Mendengarkan dengan baik harus kita lakukan kalau betul-betul ingin membangun
keluarga yang harmonis.
2)
Terbuka.
Penilaian seseorang tidak mutlak benar. Oleh karena itu sulit terjadi
komunikasi yang baik dengan orang yang tidak dapat diubah dalam penilaiannya,
seakan-akan itu sudah fakta mutlak yang tidak bisa ditawar lagi. Orang bisa
begitu menutup diri terhadap masukan dari pihak lain yang bertentangan dengan
penilaian sendiri. Setiap orang boleh, bahkan sepatutnya mempunyai sistem
nilai, mempunyai keyakinan, mempunyai sikap, mempunyai pandangan, mempunyai
kepercayaan dan pendidikan. Tetapi ia tidak mempunyai kemauan berkomunikasi
kalau ia tertutup untuk mendengarkan, mencernakan masukan dari pihak lain.
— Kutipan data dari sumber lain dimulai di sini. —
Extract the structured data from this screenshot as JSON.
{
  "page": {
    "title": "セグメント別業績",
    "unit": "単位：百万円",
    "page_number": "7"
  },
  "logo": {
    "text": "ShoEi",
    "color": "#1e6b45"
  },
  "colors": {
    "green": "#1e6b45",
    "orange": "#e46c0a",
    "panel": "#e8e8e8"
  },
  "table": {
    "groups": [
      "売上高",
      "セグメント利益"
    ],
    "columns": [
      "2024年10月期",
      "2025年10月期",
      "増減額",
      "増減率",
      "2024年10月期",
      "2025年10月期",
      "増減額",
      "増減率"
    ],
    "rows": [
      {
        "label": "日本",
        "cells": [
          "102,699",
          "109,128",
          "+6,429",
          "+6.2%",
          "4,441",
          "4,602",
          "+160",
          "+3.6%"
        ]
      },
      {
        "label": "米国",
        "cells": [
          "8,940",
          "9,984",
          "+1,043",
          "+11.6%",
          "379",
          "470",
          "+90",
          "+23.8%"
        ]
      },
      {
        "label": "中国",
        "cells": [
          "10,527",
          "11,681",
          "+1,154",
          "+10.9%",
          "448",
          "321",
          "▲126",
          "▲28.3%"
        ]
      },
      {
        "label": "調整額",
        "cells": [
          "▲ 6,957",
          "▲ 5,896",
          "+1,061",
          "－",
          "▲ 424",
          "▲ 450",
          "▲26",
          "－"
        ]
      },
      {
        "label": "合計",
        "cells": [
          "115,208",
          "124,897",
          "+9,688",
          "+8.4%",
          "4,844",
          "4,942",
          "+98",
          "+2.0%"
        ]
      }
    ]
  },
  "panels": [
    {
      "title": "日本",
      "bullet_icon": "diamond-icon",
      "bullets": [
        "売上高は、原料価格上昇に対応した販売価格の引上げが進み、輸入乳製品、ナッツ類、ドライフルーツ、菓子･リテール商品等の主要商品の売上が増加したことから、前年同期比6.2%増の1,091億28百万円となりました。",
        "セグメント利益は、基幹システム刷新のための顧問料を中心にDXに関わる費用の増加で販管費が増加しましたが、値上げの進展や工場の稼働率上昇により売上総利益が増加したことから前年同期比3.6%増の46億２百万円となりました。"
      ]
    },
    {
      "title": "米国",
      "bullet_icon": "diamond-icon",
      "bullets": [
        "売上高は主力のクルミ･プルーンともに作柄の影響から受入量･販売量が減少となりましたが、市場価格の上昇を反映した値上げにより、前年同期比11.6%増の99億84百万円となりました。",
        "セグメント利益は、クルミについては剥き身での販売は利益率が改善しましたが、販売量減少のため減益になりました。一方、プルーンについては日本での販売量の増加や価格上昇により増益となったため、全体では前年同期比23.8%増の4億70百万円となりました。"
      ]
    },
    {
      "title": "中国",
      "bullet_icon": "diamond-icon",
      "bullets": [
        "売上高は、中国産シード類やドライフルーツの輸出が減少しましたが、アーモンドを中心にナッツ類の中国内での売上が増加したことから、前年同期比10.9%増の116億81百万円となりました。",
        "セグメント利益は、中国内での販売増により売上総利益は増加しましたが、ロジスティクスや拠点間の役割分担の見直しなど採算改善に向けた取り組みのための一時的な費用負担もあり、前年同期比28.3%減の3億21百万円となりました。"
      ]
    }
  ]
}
Terbuka untuk menyatakan dan terbuka untuk mendengarkan. Terbuka untuk
menyatakan diri dengan jujur, terbuka pula untuk menerima orang lain
sebagaimana adanya. Keterbukaan tidak hanya menyangkut keyakinan dan pendirian
mengenai suatu gagasan. Keterbukaan dalam berkomunikasi untuk menuju
pertumbuhan melibatkan juga perasaan, seperti: kecemasan, harapan, kebanggaan,
kekecewaan. Dengan lain kata, diri kita seutuhnya. Anggota keluarga yang saling
terbuka, akan membangun keluarga yang sejahtera lahir-batin.